Cuando divisaron la primera ruptura de la monotonía en la embarrada extensión del parque, el sol ya estaba más alto. El zoológico apareció a su derecha, las instalaciones seguían en pie, aunque estaban medio enterradas en limo sólido. Agradecido por cualquier interrupción en clave visual de lo que se había convertido el parque, Gary le hizo un gesto con la mano a sus compañeros y se apresuró a entrar en el laberinto de jaulas anegadas del zoológico Naturalmente, no había animales en las jaulas; los muertos debían de haber hecho un trabajo rápido con ellos. Había algún que otro trozo de pelaje en el caos de un hábitat o alguna filigrana más elaborada en las rejas de hierro forjado, pero eso era todo. De la misma forma, los paneles informativos y las pantallas interactivas estaban enterrados o se los había llevado tiempo atrás alguna oleada de barro. Sólo quedaban a la vista los barrotes, una serie de jaulas vacías dividían la luz de la tarde en largas barras. Gary condujo a sus compañeros por los senderos de curvas que en su día eran la separación de las instalaciones para babuinos y pandas rojos, y que ya no eran más que canales de barro.
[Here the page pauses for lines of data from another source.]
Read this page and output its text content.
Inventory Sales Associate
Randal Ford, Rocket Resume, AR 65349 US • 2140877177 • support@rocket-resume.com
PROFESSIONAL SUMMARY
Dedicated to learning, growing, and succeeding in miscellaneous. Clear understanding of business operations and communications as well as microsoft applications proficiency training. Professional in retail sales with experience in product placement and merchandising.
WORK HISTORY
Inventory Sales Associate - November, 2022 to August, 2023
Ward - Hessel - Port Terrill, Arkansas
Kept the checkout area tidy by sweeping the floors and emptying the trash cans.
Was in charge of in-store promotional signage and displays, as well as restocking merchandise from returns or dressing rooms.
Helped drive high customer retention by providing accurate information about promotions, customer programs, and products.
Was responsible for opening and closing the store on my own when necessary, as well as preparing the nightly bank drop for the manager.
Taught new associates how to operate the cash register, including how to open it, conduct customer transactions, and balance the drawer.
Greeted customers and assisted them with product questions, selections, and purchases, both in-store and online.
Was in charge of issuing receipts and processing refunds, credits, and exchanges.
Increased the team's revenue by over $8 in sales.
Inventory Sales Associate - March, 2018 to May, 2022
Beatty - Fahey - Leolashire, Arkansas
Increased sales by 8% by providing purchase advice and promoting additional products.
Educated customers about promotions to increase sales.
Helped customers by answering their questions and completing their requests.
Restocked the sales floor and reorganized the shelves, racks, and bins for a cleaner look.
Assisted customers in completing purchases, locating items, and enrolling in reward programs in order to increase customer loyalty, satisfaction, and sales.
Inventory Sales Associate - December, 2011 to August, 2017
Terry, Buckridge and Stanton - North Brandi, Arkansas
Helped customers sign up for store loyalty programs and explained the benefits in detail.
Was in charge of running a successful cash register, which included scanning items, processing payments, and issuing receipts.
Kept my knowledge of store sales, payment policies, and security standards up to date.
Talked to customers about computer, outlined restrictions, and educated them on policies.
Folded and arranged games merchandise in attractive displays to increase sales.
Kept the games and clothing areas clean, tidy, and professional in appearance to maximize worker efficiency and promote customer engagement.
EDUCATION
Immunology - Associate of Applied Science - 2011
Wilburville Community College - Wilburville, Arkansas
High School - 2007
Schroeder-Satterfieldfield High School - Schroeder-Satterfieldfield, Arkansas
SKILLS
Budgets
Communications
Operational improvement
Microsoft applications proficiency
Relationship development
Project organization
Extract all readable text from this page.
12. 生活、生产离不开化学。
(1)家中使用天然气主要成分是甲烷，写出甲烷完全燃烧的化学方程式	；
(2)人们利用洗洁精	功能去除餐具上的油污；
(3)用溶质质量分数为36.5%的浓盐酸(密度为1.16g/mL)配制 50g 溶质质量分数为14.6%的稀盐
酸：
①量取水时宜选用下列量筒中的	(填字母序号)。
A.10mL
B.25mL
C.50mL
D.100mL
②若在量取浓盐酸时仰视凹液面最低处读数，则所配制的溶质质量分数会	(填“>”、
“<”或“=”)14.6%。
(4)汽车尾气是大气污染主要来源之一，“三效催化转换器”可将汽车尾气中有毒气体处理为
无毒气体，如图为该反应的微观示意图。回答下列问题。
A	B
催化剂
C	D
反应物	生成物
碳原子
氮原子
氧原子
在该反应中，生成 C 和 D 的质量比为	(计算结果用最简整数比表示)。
A la espera de ver algo, los llevó a un edificio decorado con cabezas esculpidas de elefantes y jirafas. Sus alegres formas caprichosas de otro tiempo se habían convertido en gárgolas espantosas, estaban manchadas a causa de las tormentas y el óxido se escurría de los ojos de los animales como lágrimas de sangre. Gary ignoró el escalofrío que le produjo aquel lugar y tocó los viejos picaportes de cobre de las puertas del edificio.

Las puertas se abrieron con una fuerza tal que lo lanzaron de espaldas diez metros más allá, su cuerpo cavó un profundo surco en el barro. El hombre sin nariz y la mujer sin rostro se volvieron para mirarlo con una especie de shock que debían de haber visto reflejado en su cara. ¿Qué podía haber roto la quietud del parque con tanta violencia?

Un hombre desnudo salió con paso firme de la Casa de los Elefantes, sus gemelos eran como columnas. Medía por lo menos tres metros, era una temblorosa mole de carne pálida atravesada por venas negras. El gigante o lo que fuera carecía de tono muscular alguno, tan sólo tenía michelines enormes y carne blanda. Sus manos estaban hinchadas y eran prácticamente inservibles, unas uñas de proporción humana se enterraban en los extremos de sus dedos embotados. Una cabeza de tamaño normal asomaba en medio de la masa gelatinosa de su cuerpo como si fuera un percebe obsceno. Gary nunca había visto nada similar en su vida. Dedicó más de un segundo a la idea de que tal vez ése era su benefactor —y su perdición—, pero no podía ser. Cuando tiró de las cuerdas de la red que unía a todos los hombres y mujeres muertos no sintió la vibración de la inteligencia de esa bestia.

Lo que vio en el ojo de su mente era horrible de contemplar: energía oscura, muchísima más de la que parecía posible, una nube negra, turbia, retorcida de energía oscura que destellaba y radiaba enormes gotas desde el gigante y aun así su fuerza no disminuía: era una estrella negra. También había odio, un odio ardiente hacia cualquiera que osara entrar en los dominios de la bestia.

La criatura que estaba ante Gary no había nacido con ese tamaño. En vida había sido un hombre de complexión grande, pero no un culturista ni un atleta. Sencillamente, había sido uno de los primeros muertos vivientes en dirigir sus pasos al zoológico. Había vencido a los muertos más débiles cuando llegaron, había librado batallas épicas con los más fuertes, pero siempre había ganado. Su tamaño actual sólo se debía a que había comido mayores cantidades de carne que cualquier otro que lo hubiera retado.